Ramadan Mubarak and Mubarak’s Ramadan

The supporters and opponents of Hosni Mubarak clash outside his court in the capital, Cairo, August 3, 2011.

The Muslim world, Hosni Mubarak and all of Egypt are observing Ramadan this month; only to say the least, for Mubarak the observance this year is unique.  How far the mighty have fallen; the pictures of Mubarak in white, lying on a bed, inside of cage and pleading not guilty make a very strong contrast to the pictures of Mubarak  a few months ago, firmly in control of Egypt and his world.  It is the contrast of the Arab world in 2010 and the Arab world in 2011.  Mubarak’s sons and some of his former ministers are caged and standing trial also.  The trial will be broadcast on state television; it will be, the first time anyone has seen Mubarak in public since his resignation in February.  And while he no longer has power or control in Egypt,  Mubarak does still have some supporters; they were in the streets demonstrating support and scuffling with his enemies, many of which are family members of people who died in January.  Mubarak and his fellow defendants stand accused of stealing money from the state and of ordering the killing of protesters on January 25th.

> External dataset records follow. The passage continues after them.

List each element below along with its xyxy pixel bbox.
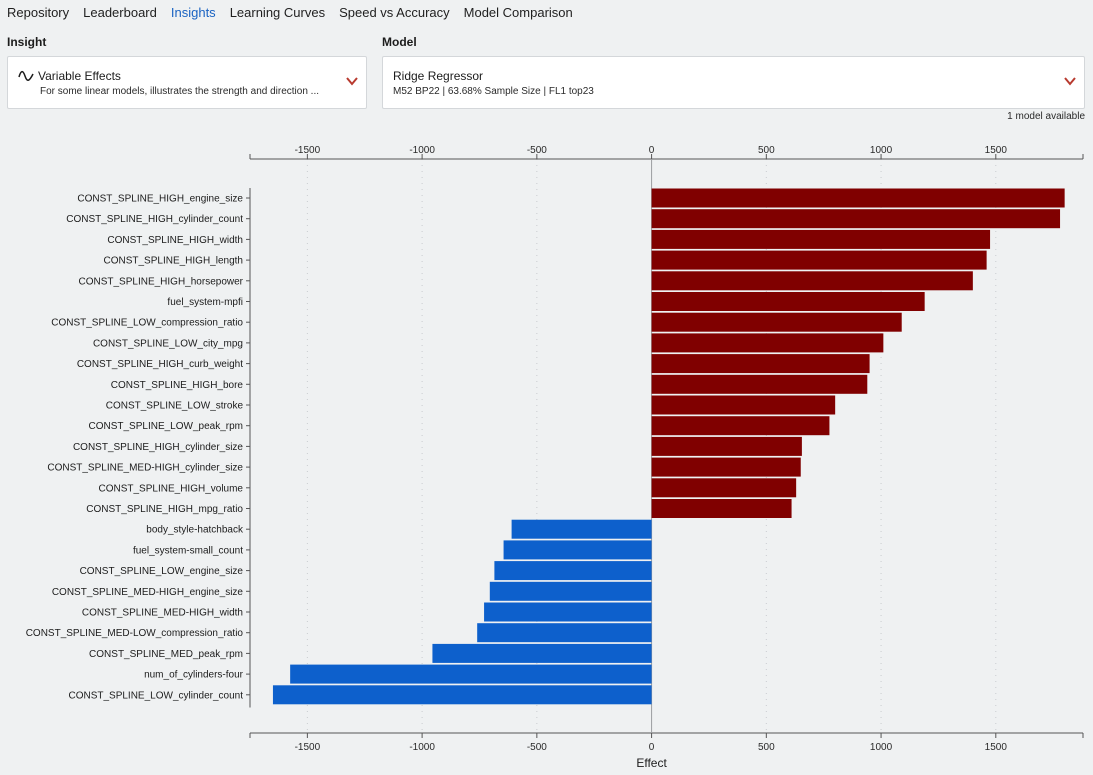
- category-label: CONST_SPLINE_LOW_compression_ratio: [51, 318, 243, 329]
- tab-learning-curves[interactable]: Learning Curves: [229, 4, 326, 20]
- models-available-count: 1 model available: [1007, 111, 1085, 122]
- variable-effects-chart: -1500 -1000 -500 0 500 1000 1500 -1500 -1000 -500…: [26, 145, 1084, 770]
- category-label: CONST_SPLINE_HIGH_width: [107, 235, 243, 246]
- category-label: CONST_SPLINE_HIGH_cylinder_count: [66, 214, 243, 225]
- x-tick-label: 1500: [985, 145, 1008, 156]
- model-label: Model: [382, 35, 417, 49]
- tab-leaderboard[interactable]: Leaderboard: [83, 4, 157, 20]
- model-description: M52 BP22 | 63.68% Sample Size | FL1 top2…: [393, 86, 594, 97]
- bar: [651, 374, 868, 394]
- bar: [651, 478, 797, 498]
- category-label: num_of_cylinders-four: [144, 670, 244, 681]
- bar: [651, 229, 991, 249]
- category-label: CONST_SPLINE_HIGH_volume: [99, 483, 244, 494]
- bar: [651, 457, 801, 477]
- category-label: CONST_SPLINE_LOW_cylinder_count: [68, 690, 243, 701]
- category-label: fuel_system-mpfi: [167, 297, 243, 308]
- bar: [503, 540, 652, 560]
- bar: [651, 416, 830, 436]
- bar: [651, 209, 1061, 229]
- category-label: CONST_SPLINE_HIGH_engine_size: [77, 194, 243, 205]
- category-label: CONST_SPLINE_LOW_stroke: [106, 401, 244, 412]
- top-nav: Repository Leaderboard Insights Learning Cu…: [0, 0, 1093, 24]
- bar: [651, 436, 802, 456]
- x-tick-label: -1000: [409, 145, 435, 156]
- category-label: body_style-hatchback: [146, 525, 244, 536]
- category-label: CONST_SPLINE_MED-HIGH_width: [82, 608, 243, 619]
- x-tick-label: 500: [758, 145, 775, 156]
- bar: [651, 188, 1065, 208]
- category-label: CONST_SPLINE_MED_peak_rpm: [89, 649, 243, 660]
- x-tick-label: -500: [527, 145, 547, 156]
- insight-title: Variable Effects: [38, 69, 121, 83]
- bar: [489, 581, 652, 601]
- bar: [651, 499, 792, 518]
- bar: [511, 519, 652, 539]
- x-tick-label: -500: [527, 742, 547, 753]
- bar: [651, 312, 902, 332]
- tab-insights[interactable]: Insights: [170, 4, 216, 20]
- category-label: fuel_system-small_count: [133, 545, 243, 556]
- x-axis-title: Effect: [636, 756, 667, 770]
- bar: [651, 395, 836, 415]
- bar: [651, 250, 987, 270]
- x-tick-label: -1500: [295, 742, 321, 753]
- model-title: Ridge Regressor: [393, 69, 484, 83]
- category-label: CONST_SPLINE_HIGH_mpg_ratio: [86, 504, 243, 515]
- bar: [651, 271, 973, 291]
- category-label: CONST_SPLINE_HIGH_cylinder_size: [73, 442, 243, 453]
- x-tick-label: 0: [649, 145, 655, 156]
- x-tick-label: 500: [758, 742, 775, 753]
- bar: [290, 664, 652, 684]
- insight-title-row: Variable Effects: [18, 69, 121, 83]
- bar: [272, 685, 652, 705]
- category-label: CONST_SPLINE_LOW_peak_rpm: [88, 421, 243, 432]
- tab-repository[interactable]: Repository: [7, 4, 70, 20]
- chevron-down-icon[interactable]: [345, 74, 359, 88]
- category-label: CONST_SPLINE_HIGH_curb_weight: [77, 359, 243, 370]
- tab-speed-vs-accuracy[interactable]: Speed vs Accuracy: [339, 4, 450, 20]
- x-tick-label: -1000: [409, 742, 435, 753]
- category-label: CONST_SPLINE_MED-HIGH_engine_size: [52, 587, 244, 598]
- wave-icon: [18, 70, 34, 81]
- category-label: CONST_SPLINE_HIGH_bore: [111, 380, 244, 391]
- category-label: CONST_SPLINE_HIGH_horsepower: [78, 276, 243, 287]
- category-label: CONST_SPLINE_MED-HIGH_cylinder_size: [47, 463, 243, 474]
- category-label: CONST_SPLINE_LOW_city_mpg: [93, 338, 243, 349]
- bar: [432, 643, 652, 663]
- category-label: CONST_SPLINE_HIGH_length: [103, 256, 243, 267]
- insight-label: Insight: [7, 35, 47, 49]
- bar: [651, 292, 925, 311]
- bar: [494, 561, 652, 581]
- x-tick-label: 1000: [870, 145, 893, 156]
- bar: [484, 602, 652, 622]
- category-label: CONST_SPLINE_LOW_engine_size: [80, 566, 244, 577]
- x-tick-label: 0: [649, 742, 655, 753]
- model-dropdown[interactable]: Ridge Regressor M52 BP22 | 63.68% Sample…: [382, 56, 1085, 109]
- tab-model-comparison[interactable]: Model Comparison: [463, 4, 573, 20]
- category-label: CONST_SPLINE_MED-LOW_compression_ratio: [26, 628, 244, 639]
- chevron-down-icon[interactable]: [1063, 74, 1077, 88]
- x-tick-label: 1500: [985, 742, 1008, 753]
- insight-dropdown[interactable]: Variable Effects For some linear models,…: [7, 56, 367, 109]
- x-tick-label: 1000: [870, 742, 893, 753]
- bar: [651, 333, 884, 353]
- bar: [477, 623, 652, 643]
- x-tick-label: -1500: [295, 145, 321, 156]
- insight-description: For some linear models, illustrates the …: [40, 86, 320, 97]
- bar: [651, 354, 870, 374]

The trial could help to unify the country and heal some of the political wounds or it might stir up more discontent, pain and social unrest.  It is difficult to understand what one might feel watching a former head of state being tried and possibly executed on public television. But it is not so difficult to guess at the feelings of other Arab leaders watching to proceedings. For certain, the images are likely to solidify the resolve of Assad and Gaddafi to fight on; each could look forward to a public trial of their own.  Assad is reported to have increased the attacks on protesters, cynics accuse the Assad government of using Ramadan and the Mubarak trial as a shield. Gaddafi is said to looking for a public relations firm to improve his image and his son Saif al-Islam says they have negotiated a deal with one of the rebel factions to work together and keep Gaddafi in power.

To the average Muslim, this is one of the most important seasons of the year – the annual fast of Ramadan.  It is a time of religious reflection and putting more emphasis on the principles of Islam.  One might suspect that Assad, Gaddafi and Mubarak have much reflection to do.  Ramadan Kareem or as some say Ramadan Mubarak – but one Egyptian said, after 40 years of Mubarak rule you can’t expect us to say that.  It was however, the greeting on Al-Jazeerah’s website today.


1 Response to “Ramadan Mubarak and Mubarak’s Ramadan”

  1. 1 lynne rosner August 4, 2011 at 12:59 pm

    I had to look up a translation of mubarek and kareem. i had to look up the calendar of Islam too which created a dull pain behind my left oye.